Once the PLIST is generated, the next step 38 comprises determining the size of the surveillance swath 18 desired and which includes a predetermined number of beam positions in the PLIST for each scan. Since a side-looking (E-scan) antenna is passing over the region 12, certain rear-looking areas 14 may have left the field of view before the aircraft completes a pass around its flight path 11, i.e. the racetrack path referred to in FIG. 1. In order to ensure that these areas are observed, a step 40 is next included which computes all beam positions for the rear-looking area aft of the aircraft as a function of swath size and aircraft velocity along the flight path from which a rear area beam position list (RLIST) is generated as shown by reference numeral 42. Having generated the RLIST, a list of the remainder i.e. forward portion of the area 16 of surveillance 12 is generated by subtracting the RLIST from the PLIST which for purposes of explanation, is defined as the DIFFLIST. This step is shown in FIG. 3 by reference numeral 44. Next the rear area list RLIST is randomized as evidenced by step 46 followed by an independent randomization of the DIFFLIST which as noted above represents those portions of the coverage area that are constantly in the field of view along with the forward beam positions that will be appearing in the field of view as the radar platform 10 moves along its course. This is shown by step 48. Following this, the randomized version of both the RLIST and DIFFLIST are combined, in a predetermined manner, as shown by reference numeral 50. More particularly, and in accordance with the preferred embodiment of the invention, the randomized lists are combined in sequence, with the random RLIST appearing first in the combined list 50. This insures that the rear area will be dealt with (i.e., randomly scanned) first. Alternatively, the RLIST can be entered into the combined list table in triplicate, for example, thereby increasing the probability of the rear beam positions being used first. The combined randomized list represents the new ordering of the surveillance swath coverage. From the combined list, a plurality of random beam positions are commanded by the beam steering controller as shown by reference numeral 52.
Thus once the list of all the beam positions is formulated, the vector/width pairs are randomly positioned taking into account both the rear and forward areas under surveillance.
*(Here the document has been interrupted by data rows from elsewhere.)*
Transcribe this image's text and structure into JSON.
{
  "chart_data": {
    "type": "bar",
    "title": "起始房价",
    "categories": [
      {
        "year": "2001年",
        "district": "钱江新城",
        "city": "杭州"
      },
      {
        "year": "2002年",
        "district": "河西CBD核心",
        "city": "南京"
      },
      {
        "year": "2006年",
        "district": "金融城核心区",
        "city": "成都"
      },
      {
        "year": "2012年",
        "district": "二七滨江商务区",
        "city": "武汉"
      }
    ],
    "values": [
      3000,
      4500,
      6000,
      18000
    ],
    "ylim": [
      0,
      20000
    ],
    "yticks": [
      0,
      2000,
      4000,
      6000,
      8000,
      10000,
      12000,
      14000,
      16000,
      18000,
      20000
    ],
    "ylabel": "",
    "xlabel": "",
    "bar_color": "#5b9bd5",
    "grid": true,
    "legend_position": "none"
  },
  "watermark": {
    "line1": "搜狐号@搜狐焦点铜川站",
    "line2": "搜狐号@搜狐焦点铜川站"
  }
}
Again and although not specifically shown, random frequencies can be utilized along with the random beam positions. With random beam positioning being implemented as described, the radar system forces any ECM systems acting against the radar system to transmit in a more broadband region since the "radar revisit" interval is now random. When this occurs, however, the ECM system becomes vulnerable to the home-on-jam type of counter-counter measures (CCM) which may also include weaponry. Where random frequencies are also transmitted, it further complicates the ECM process since now not only is the radar revisit interval random, the radar broadcast frequency is random. This forces the potential ECM system to boost jamming power on some or all of the observed radar frequencies. By forcing the ECM system to adopt more power transmission, it becomes even more vulnerable to defeat.
Thus, what has been shown and described is a random beam position method which provides E-scan radars with a search/surveillance beam positioning technique that does not permit ECM equipment operating against the radar adequate time to lock on while still providing the radar with accurate search/surveillance information.
Having thus shown and described what is at present considered to be the preferred method, it should be understood that the same has been shown by way of illustration and not limitation. Accordingly, all modifications, alterations and changes coming within the spirit and scope of the invention as defined in the appended claims are herein meant to be included.